Ana Carvalho is the new president of Volt Portugal – Observer
Engineer Ana Carvalho was elected president of the board of Volt Portugal and Duarte Costa vice-president, in the president who took place in Setúbal, but both intend to manage the party as co-presidents, an official source told Lusa this Sunday.
The second party congress, which took place this weekend, elected the new national bodies for the 2022-2024 biennium, which includes a new national political leadership and commission.
“The new direction of Volt Portugal is chaired by Ana Carvalho, with Duarte Costa as vice-president,” the party said in a statement.
An official party source said that “both candidates ran for Volt Portugal under a co-leadership platform, where both share the position of co-presidents”.
Ana Carvalho, 26, is an engineer and works in the field of renewable energy, after having studied electrical and computer engineering, and joined the party years ago, according to Volt Portugal.
“He threw himself into politics through student associations and the defense of LGBTQIA+ rights, he fell in love with the role of the European Union and its potential as a party”, said ocinho.
In turn, Duarte Costa, 34, from Lisbon, is a specialist in European climate policies, graduated in Geography from the University of Lisbon and has a master’s degree in climate change and policies.
According to information from the radical party, Duarte for Vol. for believing that the solutions for the construction of the crisis of radical questions, fundamental questions of society, the radical problems in the EU, the fight the radical problems as pro and combat to be “Pan-Europeanism is the path of unity that Europe needs” .
For the National Political Commission, “members Yannick Schade, André Eira, Catia Sofia Lopes Geraldes, Inês Reis dos Santos, Pedro Malheiro, Ralf Medernach, Silke Jellene, Susana João Monteiro Carneiro, Tânia Girão, Vitor Moreira and Tiago Silva were elected” , adds.
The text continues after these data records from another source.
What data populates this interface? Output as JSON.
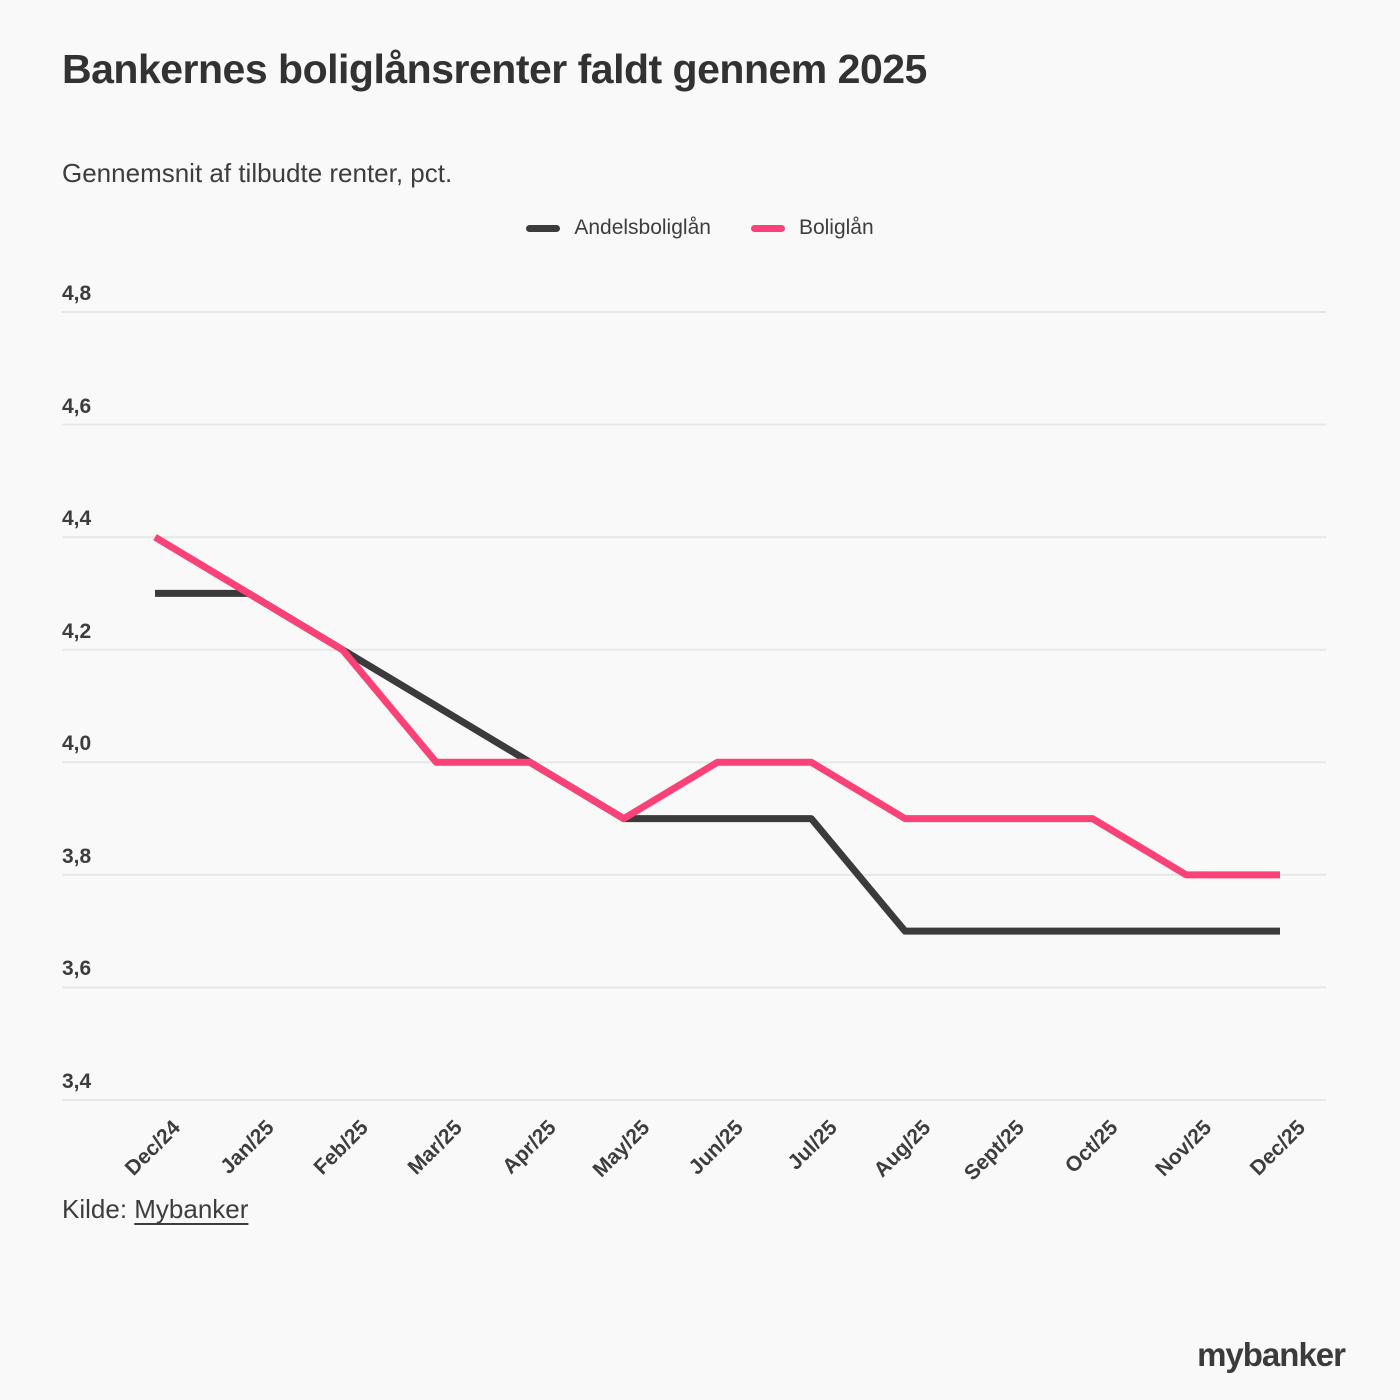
{
  "header": {
    "title": "Bankernes boliglånsrenter faldt gennem 2025",
    "subtitle": "Gennemsnit af tilbudte renter, pct."
  },
  "legend": {
    "items": [
      {
        "label": "Andelsboliglån",
        "color": "#3b3b3b"
      },
      {
        "label": "Boliglån",
        "color": "#fb4278"
      }
    ]
  },
  "chart_data": {
    "type": "line",
    "title": "Bankernes boliglånsrenter faldt gennem 2025",
    "subtitle": "Gennemsnit af tilbudte renter, pct.",
    "x": [
      "Dec/24",
      "Jan/25",
      "Feb/25",
      "Mar/25",
      "Apr/25",
      "May/25",
      "Jun/25",
      "Jul/25",
      "Aug/25",
      "Sept/25",
      "Oct/25",
      "Nov/25",
      "Dec/25"
    ],
    "series": [
      {
        "name": "Andelsboliglån",
        "color": "#3b3b3b",
        "values": [
          4.3,
          4.3,
          4.2,
          4.1,
          4.0,
          3.9,
          3.9,
          3.9,
          3.7,
          3.7,
          3.7,
          3.7,
          3.7
        ]
      },
      {
        "name": "Boliglån",
        "color": "#fb4278",
        "values": [
          4.4,
          4.3,
          4.2,
          4.0,
          4.0,
          3.9,
          4.0,
          4.0,
          3.9,
          3.9,
          3.9,
          3.8,
          3.8
        ]
      }
    ],
    "ylabel": "pct.",
    "ylim": [
      3.4,
      4.8
    ],
    "yticks": [
      "4,8",
      "4,6",
      "4,4",
      "4,2",
      "4,0",
      "3,8",
      "3,6",
      "3,4"
    ],
    "ytick_values": [
      4.8,
      4.6,
      4.4,
      4.2,
      4.0,
      3.8,
      3.6,
      3.4
    ],
    "grid": true,
    "legend_position": "top-center"
  },
  "footer": {
    "source_prefix": "Kilde: ",
    "source_link": "Mybanker",
    "logo": "mybanker"
  },
  "colors": {
    "background": "#f9f9f9",
    "grid": "#e7e7e7",
    "text": "#3d3d3d",
    "title_text": "#323232",
    "accent_dark": "#3b3b3b",
    "accent_pink": "#fb4278"
  }
}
The Volunteer of Portugal indicated that, in addition to the new national bodies, “thematic categories and various thematic categories were also examples in areas as diverse as, by sector, universal basic income or the centrality of universal basic education”.
On May 24, the former president of Volt Portugal told Lusa that he had resigned because he disagreed with the ideological rumor that the political force was following the European and national level, positioning itself “increasingly to the left” and party – from its “original matrix”.
“The main reason has to do with ideological issues. The Volt over time deviated from what was its original matrix and its original ideology to position itself more and more to the left”, maintained, at the time, Tiago Matos Gomes, in detours to the Lusa agency.
Matos Gomes had already stated that he would not re-candidate for the leadership of Volt Portugal at the congress scheduled for this weekend.
Two days later, the Volt did not establish itself politically “neither the right reaffirmed the left, nor the right reject the left as critics of the previous president.
Volt Europa is a federalist and “pan-European” party that emerged internationally as a movement in March 2017, as a reaction to ‘Brexit’, initiated by a collective of students in the US. Andrea Venzon is the founder of this movement, which is already a political party in several countries, namely in Portugal, Germany, Bulgaria, Belgium, Spain, Holland, Italy, Austria, Luxembourg, Denmark, France, United Kingdom or Sweden.
The movement emerged in Portugal on December 28, 2017 and was made official as a political party by the Constitutional Court in June 2020.